Stop competing
13 October 2011 1 Comment

A lot of what he has to say resonates with the world of associations. Yes, the days when everyone automatically joined their association because “that’s just what people in the profession do” are long gone. Members are more demanding and insist on demonstrable and tangible returns on their investment before they will offer you not only their dollars, but their volunteer time and even their attention. Associations are being driven to be more efficient and productive — to run more like a business. After all, “not-for-profit is a tax status, not a business philosophy” and “no means, no mission!”
But in our quest to become more businesslike, or put another way, more competitive with for-profit vendors of services, information and product, are associations voluntarily sacrificing the very thing that makes them uniquely competitive in a world of expanding options for consumers?

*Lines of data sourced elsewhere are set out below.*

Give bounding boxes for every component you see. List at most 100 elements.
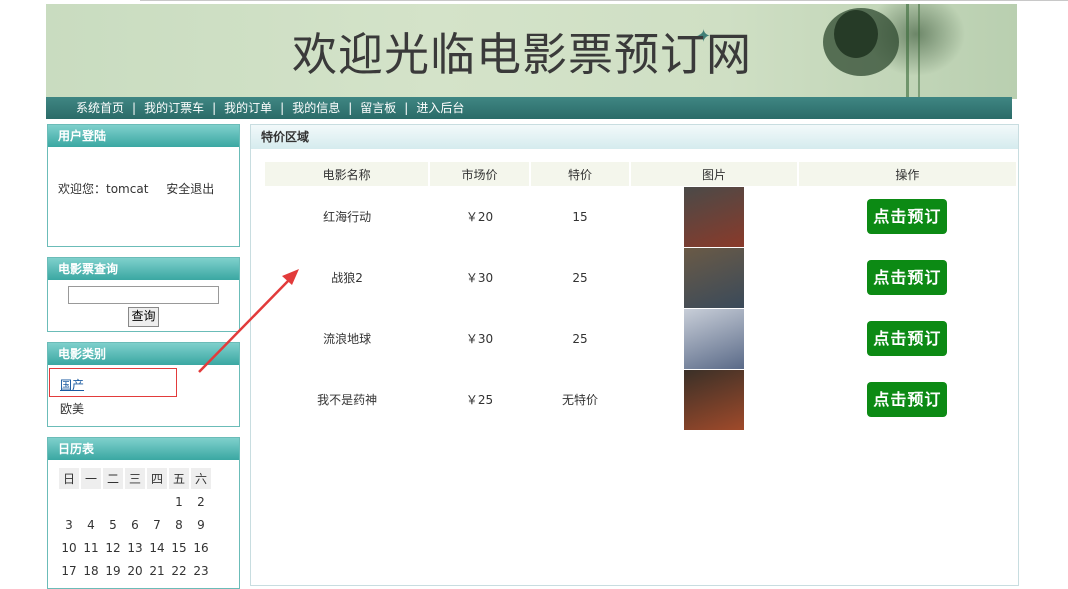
book-ticket-button[interactable]: 点击预订 (867, 199, 948, 234)
calendar-day[interactable]: 11 (81, 537, 101, 558)
table-row: 红海行动 ￥20 15 点击预订 (265, 186, 1017, 247)
logout-link[interactable]: 安全退出 (166, 182, 214, 196)
action-cell: 点击预订 (798, 186, 1017, 247)
calendar-weekday: 四 (147, 468, 167, 489)
calendar-weekday: 日 (59, 468, 79, 489)
search-box: 电影票查询 查询 (47, 257, 240, 332)
category-box-title: 电影类别 (48, 343, 239, 365)
calendar-day[interactable]: 12 (103, 537, 123, 558)
nav-item-4[interactable]: 留言板 (360, 101, 396, 115)
movie-poster-image[interactable] (684, 308, 745, 369)
column-header: 图片 (630, 162, 799, 186)
calendar-day[interactable]: 5 (103, 514, 123, 535)
calendar-day (125, 491, 145, 512)
market-price: ￥30 (465, 271, 494, 285)
login-box: 用户登陆 欢迎您：tomcat 安全退出 (47, 124, 240, 247)
nav-item-2[interactable]: 我的订单 (224, 101, 272, 115)
calendar-day[interactable]: 13 (125, 537, 145, 558)
calendar-day[interactable]: 14 (147, 537, 167, 558)
movie-poster-image[interactable] (684, 369, 745, 430)
nav-separator: | (280, 101, 285, 115)
calendar-day[interactable]: 23 (191, 560, 211, 581)
calendar-day[interactable]: 7 (147, 514, 167, 535)
market-price: ￥25 (465, 393, 494, 407)
column-header: 特价 (529, 162, 632, 186)
search-button[interactable]: 查询 (128, 307, 159, 327)
calendar-weekday: 二 (103, 468, 123, 489)
special-price: 15 (572, 209, 588, 224)
search-input[interactable] (68, 286, 219, 304)
table-row: 我不是药神 ￥25 无特价 点击预订 (265, 369, 1017, 430)
nav-item-1[interactable]: 我的订票车 (144, 101, 204, 115)
calendar-day[interactable]: 3 (59, 514, 79, 535)
poster-cell (630, 186, 797, 247)
calendar-day[interactable]: 21 (147, 560, 167, 581)
nav-separator: | (348, 101, 353, 115)
calendar-day[interactable]: 18 (81, 560, 101, 581)
movie-name: 流浪地球 (323, 332, 372, 346)
calendar-day[interactable]: 6 (125, 514, 145, 535)
calendar-day (59, 491, 79, 512)
search-box-title: 电影票查询 (48, 258, 239, 280)
poster-cell (630, 308, 797, 369)
nav-item-5[interactable]: 进入后台 (416, 101, 464, 115)
calendar-day[interactable]: 9 (191, 514, 211, 535)
calendar-day[interactable]: 8 (169, 514, 189, 535)
poster-cell (630, 247, 797, 308)
nav-item-3[interactable]: 我的信息 (292, 101, 340, 115)
calendar-day[interactable]: 1 (169, 491, 189, 512)
login-box-title: 用户登陆 (48, 125, 239, 147)
table-row: 战狼2 ￥30 25 点击预订 (265, 247, 1017, 308)
movie-poster-image[interactable] (684, 247, 745, 308)
calendar-day[interactable]: 10 (59, 537, 79, 558)
special-price: 25 (572, 331, 588, 346)
special-offer-panel: 特价区域 电影名称 市场价 特价 图片 操作 红海行动 ￥20 15 点击预订 战狼2 ￥30 25… (250, 124, 1019, 586)
site-banner: ✦ 欢迎光临电影票预订网 (46, 4, 1017, 99)
movie-name: 红海行动 (323, 210, 372, 224)
calendar-day[interactable]: 20 (125, 560, 145, 581)
calendar-day (81, 491, 101, 512)
calendar-day[interactable]: 4 (81, 514, 101, 535)
calendar-day[interactable]: 19 (103, 560, 123, 581)
market-price: ￥30 (465, 332, 494, 346)
book-ticket-button[interactable]: 点击预订 (867, 382, 948, 417)
movie-table: 电影名称 市场价 特价 图片 操作 红海行动 ￥20 15 点击预订 战狼2 ￥30 25 点击预订流… (265, 162, 1019, 430)
calendar-day (103, 491, 123, 512)
special-offer-title: 特价区域 (251, 125, 1018, 149)
calendar-day (147, 491, 167, 512)
welcome-text: 欢迎您：tomcat (58, 182, 149, 196)
movie-poster-image[interactable] (684, 186, 745, 247)
calendar-weekday: 六 (191, 468, 211, 489)
market-price: ￥20 (465, 210, 494, 224)
column-header: 市场价 (429, 162, 531, 186)
calendar-day[interactable]: 17 (59, 560, 79, 581)
nav-separator: | (212, 101, 217, 115)
calendar-day[interactable]: 15 (169, 537, 189, 558)
column-header: 操作 (797, 162, 1019, 186)
calendar-day[interactable]: 2 (191, 491, 211, 512)
action-cell: 点击预订 (798, 369, 1017, 430)
category-western[interactable]: 欧美 (60, 402, 84, 416)
book-ticket-button[interactable]: 点击预订 (867, 321, 948, 356)
calendar-weekday: 三 (125, 468, 145, 489)
top-nav: 系统首页 | 我的订票车 | 我的订单 | 我的信息 | 留言板 | 进入后台 (46, 97, 1012, 119)
calendar-box-title: 日历表 (48, 438, 239, 460)
action-cell: 点击预订 (798, 247, 1017, 308)
calendar-box: 日历表 日一二三四五六 1 2 3 4 5 6 7 8 9 10 11 12 13 14 15 16 17 18 19… (47, 437, 240, 589)
calendar-day[interactable]: 22 (169, 560, 189, 581)
book-ticket-button[interactable]: 点击预订 (867, 260, 948, 295)
calendar-day[interactable]: 16 (191, 537, 211, 558)
nav-separator: | (404, 101, 409, 115)
annotation-highlight-box (49, 368, 177, 397)
site-title: 欢迎光临电影票预订网 (292, 28, 753, 81)
nav-separator: | (132, 101, 137, 115)
nav-item-0[interactable]: 系统首页 (76, 101, 124, 115)
column-header: 电影名称 (265, 162, 431, 186)
banner-figure-illustration (823, 4, 920, 99)
poster-cell (630, 369, 797, 430)
special-price: 25 (572, 270, 588, 285)
calendar-grid: 日一二三四五六 1 2 3 4 5 6 7 8 9 10 11 12 13 14 15 16 17 18 19 20 21… (57, 466, 213, 583)
calendar-weekday: 五 (169, 468, 189, 489)
movie-name: 战狼2 (331, 271, 363, 285)
special-price: 无特价 (562, 393, 599, 407)
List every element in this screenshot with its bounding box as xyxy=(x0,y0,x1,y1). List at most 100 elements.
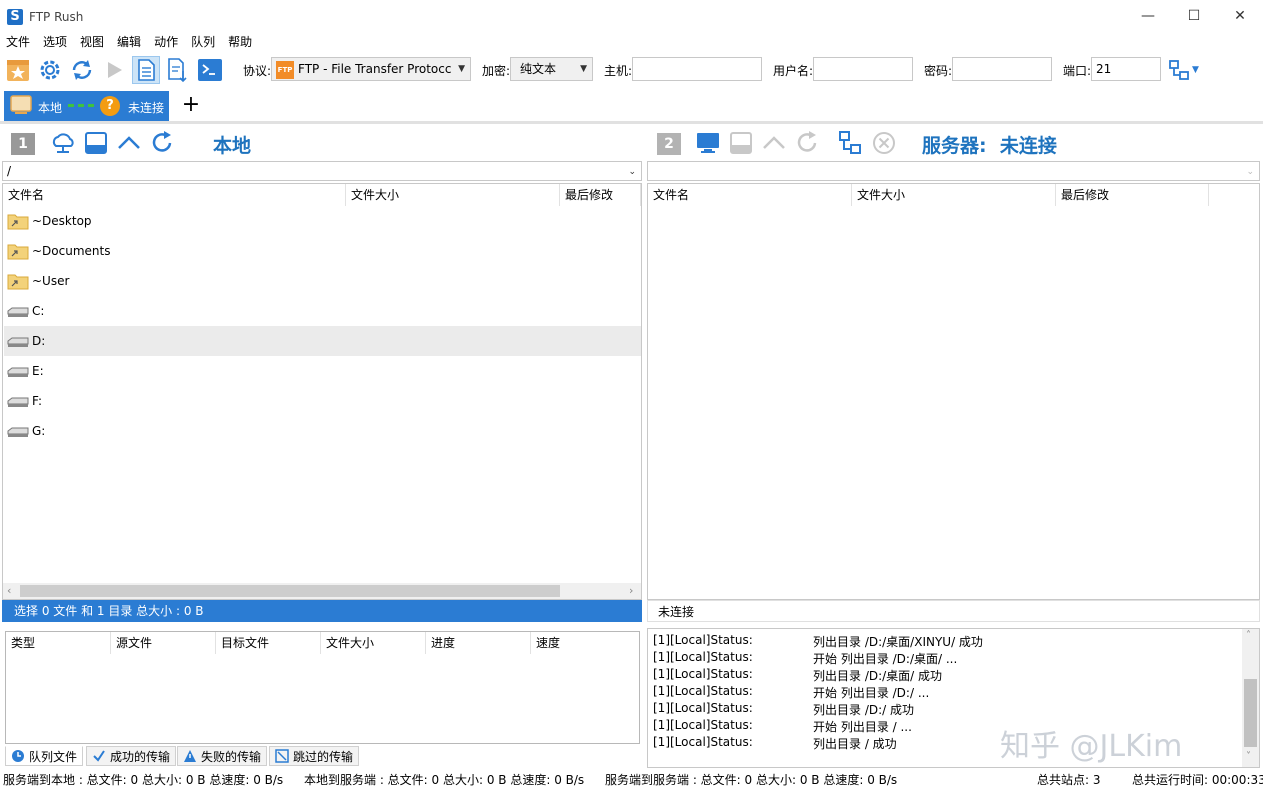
chevron-down-icon[interactable]: ˅ xyxy=(1246,751,1251,762)
chevron-up-icon xyxy=(118,136,140,149)
remote-path-input[interactable]: ⌄ xyxy=(647,161,1260,181)
scrollbar-thumb[interactable] xyxy=(1244,679,1257,747)
encryption-select[interactable]: 纯文本 ▼ xyxy=(510,57,593,81)
local-refresh-button[interactable] xyxy=(150,130,176,156)
star-box-icon xyxy=(7,60,29,81)
menu-view[interactable]: 视图 xyxy=(80,32,104,52)
log-message: 列出目录 /D:/ 成功 xyxy=(813,703,914,717)
remote-refresh-button[interactable] xyxy=(795,130,821,156)
item-name: ~User xyxy=(32,274,70,288)
menu-help[interactable]: 帮助 xyxy=(228,32,252,52)
horizontal-scrollbar[interactable]: ‹ › xyxy=(3,583,641,599)
local-path-input[interactable]: / ⌄ xyxy=(2,161,642,181)
parent-folder-button[interactable] xyxy=(116,130,142,156)
monitor-icon xyxy=(697,133,719,153)
remote-bookmark-button[interactable] xyxy=(728,130,754,156)
list-item[interactable]: ~Documents xyxy=(4,236,641,266)
local-file-list[interactable]: 文件名 文件大小 最后修改 ~Desktop ~Documents ~User … xyxy=(2,183,642,600)
disconnect-button[interactable] xyxy=(871,130,897,156)
log-source: [1][Local]Status: xyxy=(653,701,753,715)
list-item[interactable]: ~Desktop xyxy=(4,206,641,236)
column-header-progress[interactable]: 进度 xyxy=(426,632,531,654)
column-header-filesize[interactable]: 文件大小 xyxy=(321,632,426,654)
folder-shortcut-icon xyxy=(7,214,29,230)
site-manager-button[interactable] xyxy=(4,56,32,84)
port-input[interactable]: 21 xyxy=(1091,57,1161,81)
play-button[interactable] xyxy=(100,56,128,84)
column-header-size[interactable]: 文件大小 xyxy=(852,184,1056,206)
log-view-button[interactable] xyxy=(132,56,160,84)
menu-queue[interactable]: 队列 xyxy=(191,32,215,52)
chevron-up-icon[interactable]: ˄ xyxy=(1246,630,1251,641)
column-header-type[interactable]: 类型 xyxy=(6,632,111,654)
log-line: [1][Local]Status: 列出目录 / 成功 xyxy=(653,735,897,752)
remote-panel-title: 服务器: 未连接 xyxy=(922,135,1057,157)
transfer-log-button[interactable] xyxy=(164,56,192,84)
log-source: [1][Local]Status: xyxy=(653,735,753,749)
column-header-modified[interactable]: 最后修改 xyxy=(1056,184,1209,206)
column-header-target[interactable]: 目标文件 xyxy=(216,632,321,654)
menu-action[interactable]: 动作 xyxy=(154,32,178,52)
chevron-right-icon[interactable]: › xyxy=(629,584,633,597)
log-panel[interactable]: [1][Local]Status: 列出目录 /D:/桌面/XINYU/ 成功 [… xyxy=(647,628,1260,768)
item-name: F: xyxy=(32,394,43,408)
column-header-name[interactable]: 文件名 xyxy=(648,184,852,206)
menu-edit[interactable]: 编辑 xyxy=(117,32,141,52)
menu-options[interactable]: 选项 xyxy=(43,32,67,52)
vertical-scrollbar[interactable]: ˄ ˅ xyxy=(1242,629,1259,767)
app-icon: S xyxy=(7,9,23,25)
list-item[interactable]: ~User xyxy=(4,266,641,296)
list-item[interactable]: D: xyxy=(4,326,641,356)
drive-icon xyxy=(7,397,29,407)
settings-button[interactable] xyxy=(36,56,64,84)
transfer-queue-list[interactable]: 类型 源文件 目标文件 文件大小 进度 速度 xyxy=(5,631,640,744)
tab-failed-transfers[interactable]: 失败的传输 xyxy=(177,746,268,766)
scrollbar-thumb[interactable] xyxy=(20,585,560,597)
item-name: D: xyxy=(32,334,46,348)
chevron-left-icon[interactable]: ‹ xyxy=(7,584,11,597)
password-input[interactable] xyxy=(952,57,1052,81)
column-header-modified[interactable]: 最后修改 xyxy=(560,184,641,206)
add-tab-button[interactable]: + xyxy=(180,93,202,117)
tab-skipped-transfers[interactable]: 跳过的传输 xyxy=(269,746,360,766)
skip-icon xyxy=(275,749,289,763)
list-item[interactable]: E: xyxy=(4,356,641,386)
remote-computer-button[interactable] xyxy=(695,130,721,156)
column-header-name[interactable]: 文件名 xyxy=(3,184,346,206)
cloud-connect-button[interactable] xyxy=(50,130,76,156)
remote-file-list[interactable]: 文件名 文件大小 最后修改 xyxy=(647,183,1260,600)
local-path-value: / xyxy=(7,164,12,178)
host-input[interactable] xyxy=(632,57,762,81)
tab-successful-transfers[interactable]: 成功的传输 xyxy=(86,746,177,766)
log-line: [1][Local]Status: 列出目录 /D:/ 成功 xyxy=(653,701,914,718)
drive-icon xyxy=(7,337,29,347)
maximize-button[interactable]: ☐ xyxy=(1171,0,1217,32)
username-input[interactable] xyxy=(813,57,913,81)
list-item[interactable]: F: xyxy=(4,386,641,416)
refresh-icon xyxy=(152,131,172,152)
quick-connect-button[interactable]: ▼ xyxy=(1168,59,1206,81)
refresh-button[interactable] xyxy=(68,56,96,84)
title-bar xyxy=(0,0,1263,32)
list-item[interactable]: G: xyxy=(4,416,641,446)
tab-local-connection[interactable]: 本地 ? 未连接 xyxy=(4,91,169,121)
log-line: [1][Local]Status: 开始 列出目录 /D:/ ... xyxy=(653,684,929,701)
close-button[interactable]: ✕ xyxy=(1217,0,1263,32)
remote-parent-folder-button[interactable] xyxy=(761,130,787,156)
protocol-select[interactable]: FTP FTP - File Transfer Protocc ▼ xyxy=(271,57,471,81)
terminal-button[interactable] xyxy=(196,56,224,84)
column-header-speed[interactable]: 速度 xyxy=(531,632,639,654)
minimize-button[interactable]: — xyxy=(1125,0,1171,32)
host-label: 主机: xyxy=(604,64,633,78)
network-icon xyxy=(1169,60,1189,80)
menu-bar: 文件 选项 视图 编辑 动作 队列 帮助 xyxy=(0,32,1263,52)
column-header-size[interactable]: 文件大小 xyxy=(346,184,560,206)
remote-connect-button[interactable] xyxy=(838,130,864,156)
list-item[interactable]: C: xyxy=(4,296,641,326)
menu-file[interactable]: 文件 xyxy=(6,32,30,52)
tab-queue-files[interactable]: 队列文件 xyxy=(5,746,84,766)
remote-panel-number: 2 xyxy=(657,133,681,155)
column-header-source[interactable]: 源文件 xyxy=(111,632,216,654)
bookmark-button[interactable] xyxy=(83,130,109,156)
item-name: C: xyxy=(32,304,45,318)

Association journals, newsletters and magazines face competition from unaffiliated information and content providers (online and in print) who often have superior advertising or other financial resources to draw upon, enabling them to beat the association on price. Association meetings and conventions face competition from unaffiliated education and networking opportunity vendors who have the luxury of focusing only on what’s hot and leaving the less glamorous, basic education to others. And I could go on.
Let me be clear: being slow, out of date, locked into fixed and unchanging models, inefficient, irrelevant or costly are never excusable faults for an association. They are fatal. Associations can learn from our competitors how to be better and adopt their successful tactics in the market spaces we share.
But compete purely on their terms — as if you were just another periodical in the publications market space, or just another conference provider, or just another social networking venue — and chances are they will beat you. They don’t carry all the baggage that an association does and will always be nimbler and more ruthless in jettisoning “unproductive” segments of their customer base.
A better way, according to Burrus, is to constantly find and promote new and different things you can do that defy any comparison to the alternatives.
For associations, that means never losing sight of, and never failing to push and promote what it is that makes the association enterprise different from a department store or online retailer. Some of the baggage associations carry, that same stuff that can sometimes make us less competitive than we otherwise would be in specific product or service lines, is the most unique, valuable and important thing we have to offer. The thing that would be missed most if we disappeared.
As associations, we dare not delude ourselves with high sounding but empty rationalizations of our self-importance. We need to be brutally spin-free in defining that unique value we offer that commercial vendors do not and in assessing our performance in delivering it to members. But we also need to herald the difference, not jettison it. We lose as competitors if associations allow themselves to become just another in the plethora of indistinguishable sources of information, meetings, education, etc.